A juvenile coho salmon from a small, previously undocumented stream on Douglas Island, Alaska.
By Mark Hieronymus
For the diehard fish nerd, spring is a wonderful time in Alaska. The days get longer and (slightly) warmer, the fresh waters around the state shed their winter cloaks and start to flow again, the fish start to bite, and the latest iteration of the AWC comes out.
Wait. What? The AWC? Is that the new boy band everyone is TikTokking about?
Not quite… the Anadromous Waters Catalog, or AWC for short, is the Alaska Department of Fish and Game’s current list of streams, rivers or lakes in Alaska with anadromous fish habitat. Anadromous fish are born in fresh water, migrate to the ocean to mature, and return to fresh water as adults to spawn. Streams catalogued as having anadromous fish habitat receive statutory protections that anyone looking to use or develop the streambed and adjacent areas must adhere to, so fish resources aren’t harmed in the construction process.
While the AWC currently lists about 32,000 kilometers of habitat being used by anadromous species, ADF&G estimates that less than 50 percent of the anadromous freshwater habitat in Alaska is actually listed in the AWC. In addition to gaps in habitat, many of the in-stream species currently listed are incomplete or the stream lines are incorrect. Until this fish habitat is accurately inventoried and all the species within them fully accounted for, the salmon, steelhead and other anadromous species which rely on the habitat are not afforded protection under Alaska law.
Adding species or waters to the AWC requires site-specific, direct and unambiguous observations of anadromous fish sent to ADF&G as a nomination, followed by a biological and public review process. The nomination review process takes place early in the calendar year and the updated AWC is published annually on June 1. While ADF&G is tasked with surveying for and updating the AWC, there are still a vast number of water bodies in need of surveying and habitat use observations.
In this gap, Trout Unlimited Alaska works to add observational data to the AWC and secure conservation measures for currently unprotected anadromous habitat.
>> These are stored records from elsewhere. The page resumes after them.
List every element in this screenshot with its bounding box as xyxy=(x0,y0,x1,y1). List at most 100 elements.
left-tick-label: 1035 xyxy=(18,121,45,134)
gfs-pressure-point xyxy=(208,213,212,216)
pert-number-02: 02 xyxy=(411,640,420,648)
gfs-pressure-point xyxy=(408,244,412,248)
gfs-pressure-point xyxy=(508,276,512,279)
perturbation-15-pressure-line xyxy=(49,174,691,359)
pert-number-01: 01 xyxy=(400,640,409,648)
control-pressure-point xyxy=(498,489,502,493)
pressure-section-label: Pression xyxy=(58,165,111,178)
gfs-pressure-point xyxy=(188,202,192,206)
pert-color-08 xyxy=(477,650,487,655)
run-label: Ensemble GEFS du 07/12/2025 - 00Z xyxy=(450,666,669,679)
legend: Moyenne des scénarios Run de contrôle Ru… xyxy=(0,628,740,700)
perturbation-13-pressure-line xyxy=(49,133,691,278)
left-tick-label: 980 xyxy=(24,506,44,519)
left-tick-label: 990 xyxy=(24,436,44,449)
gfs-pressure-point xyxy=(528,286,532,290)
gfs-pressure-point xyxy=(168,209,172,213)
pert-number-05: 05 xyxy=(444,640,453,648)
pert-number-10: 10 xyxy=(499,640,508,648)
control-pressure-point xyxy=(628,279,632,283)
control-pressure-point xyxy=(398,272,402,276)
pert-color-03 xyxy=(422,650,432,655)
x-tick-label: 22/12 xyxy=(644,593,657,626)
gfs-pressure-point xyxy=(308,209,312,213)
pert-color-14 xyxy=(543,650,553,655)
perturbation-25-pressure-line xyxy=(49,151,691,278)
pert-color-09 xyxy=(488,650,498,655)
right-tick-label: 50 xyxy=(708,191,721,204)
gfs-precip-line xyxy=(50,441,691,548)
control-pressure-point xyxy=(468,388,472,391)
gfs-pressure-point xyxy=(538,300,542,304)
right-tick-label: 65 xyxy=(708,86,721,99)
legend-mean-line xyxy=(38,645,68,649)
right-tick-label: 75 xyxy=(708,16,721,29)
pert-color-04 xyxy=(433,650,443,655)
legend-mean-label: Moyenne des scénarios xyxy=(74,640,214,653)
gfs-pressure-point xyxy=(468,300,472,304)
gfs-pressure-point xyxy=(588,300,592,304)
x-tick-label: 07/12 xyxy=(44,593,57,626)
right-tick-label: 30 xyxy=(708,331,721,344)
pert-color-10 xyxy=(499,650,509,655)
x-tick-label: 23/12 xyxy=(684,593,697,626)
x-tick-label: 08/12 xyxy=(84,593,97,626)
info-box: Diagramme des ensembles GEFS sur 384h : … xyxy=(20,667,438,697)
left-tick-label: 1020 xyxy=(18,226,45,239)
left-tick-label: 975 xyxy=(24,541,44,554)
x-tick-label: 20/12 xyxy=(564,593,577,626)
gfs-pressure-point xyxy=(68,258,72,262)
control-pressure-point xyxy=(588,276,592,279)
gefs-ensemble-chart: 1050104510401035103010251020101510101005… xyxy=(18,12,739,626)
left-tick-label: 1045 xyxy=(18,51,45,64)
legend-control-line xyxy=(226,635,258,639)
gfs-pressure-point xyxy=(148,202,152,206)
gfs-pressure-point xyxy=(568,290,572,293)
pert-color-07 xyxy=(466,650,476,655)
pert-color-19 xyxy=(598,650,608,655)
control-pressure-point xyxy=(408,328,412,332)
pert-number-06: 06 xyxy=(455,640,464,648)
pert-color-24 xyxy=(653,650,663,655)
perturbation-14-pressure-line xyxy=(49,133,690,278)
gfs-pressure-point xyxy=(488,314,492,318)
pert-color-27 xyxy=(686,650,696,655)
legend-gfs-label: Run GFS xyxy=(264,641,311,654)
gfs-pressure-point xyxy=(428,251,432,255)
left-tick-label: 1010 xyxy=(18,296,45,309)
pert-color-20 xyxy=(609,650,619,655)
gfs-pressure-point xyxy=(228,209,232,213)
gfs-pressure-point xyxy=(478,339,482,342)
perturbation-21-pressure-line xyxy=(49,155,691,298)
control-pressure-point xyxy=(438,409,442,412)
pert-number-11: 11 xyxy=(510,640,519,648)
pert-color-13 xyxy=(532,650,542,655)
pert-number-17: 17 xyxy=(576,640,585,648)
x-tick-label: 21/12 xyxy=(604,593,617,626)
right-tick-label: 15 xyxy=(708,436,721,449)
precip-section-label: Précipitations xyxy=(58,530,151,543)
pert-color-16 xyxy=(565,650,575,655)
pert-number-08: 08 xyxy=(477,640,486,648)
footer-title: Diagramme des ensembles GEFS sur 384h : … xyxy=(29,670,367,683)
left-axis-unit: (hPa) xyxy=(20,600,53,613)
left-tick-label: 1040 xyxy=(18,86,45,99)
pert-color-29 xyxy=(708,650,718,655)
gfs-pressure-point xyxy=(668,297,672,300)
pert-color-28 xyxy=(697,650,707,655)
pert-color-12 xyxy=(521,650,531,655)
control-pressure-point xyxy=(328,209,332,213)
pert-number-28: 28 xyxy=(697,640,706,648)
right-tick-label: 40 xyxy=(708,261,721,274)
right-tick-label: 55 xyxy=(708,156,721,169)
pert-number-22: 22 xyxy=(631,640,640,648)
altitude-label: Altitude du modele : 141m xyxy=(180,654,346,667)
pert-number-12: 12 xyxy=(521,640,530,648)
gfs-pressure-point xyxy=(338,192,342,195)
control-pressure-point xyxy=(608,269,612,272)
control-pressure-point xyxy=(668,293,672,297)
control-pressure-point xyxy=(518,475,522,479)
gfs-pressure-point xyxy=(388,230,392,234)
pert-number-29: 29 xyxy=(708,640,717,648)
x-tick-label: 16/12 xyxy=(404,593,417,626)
TU Alaska started conducting stream surveys and making habitat observations as part of the Fish Habitat Mapping Project in 2018. The project adds to the general body of knowledge regarding anadromous habitat distribution by surveying and making observations in water bodies in Alaska and sharing our findings with ADF&G.
The 2020 field season, while severely curtailed due to COVID-19, yielded several additions for species and waters in the Juneau area that are now listed in the newest AWC. Community Science Coordinator Mark Hieronymus worked solo for most of the season in and around his home waters, doing everything from mapping small, previously unlisted tributaries and documenting the juvenile salmon rearing in those habitats, to sneaking up on pink salmon in larger streams with an underwater camera in order to document them. Mark’s 2020 survey efforts paid off in the form of four new streams with over 2,500 meters of demonstrated anadromous habitat use added to the AWC, as well as the addition of species to four previously AWC listed waters.
Since its start in 2018, the Fish Habitat Mapping Project surveys have resulted in the addition of seven previously undocumented steelhead waters to the AWC, with two more nominations from the 2021 season pending. In addition to surveying for adult steelhead habitat use, we have made observations of and added pink salmon in four streams, coho salmon in three streams, cutthroat trout in three streams and one lake, and Dolly Varden in two streams previously listed in the AWC.
Our juvenile salmonid habitat surveys have resulted in the addition of 15 new streams to the AWC, all of which are used by coho salmon in addition to Dolly Varden and cutthroat trout. When taken in total, these previously undocumented stream additions total over 10.5 kilometers of new anadromous habitat. With our community science effort, TU Alaska plans to continue this important work of documenting habitats and species and invites the public to join in the effort to fill in data gaps and provide basic conservation measures for the fish habitat we all value.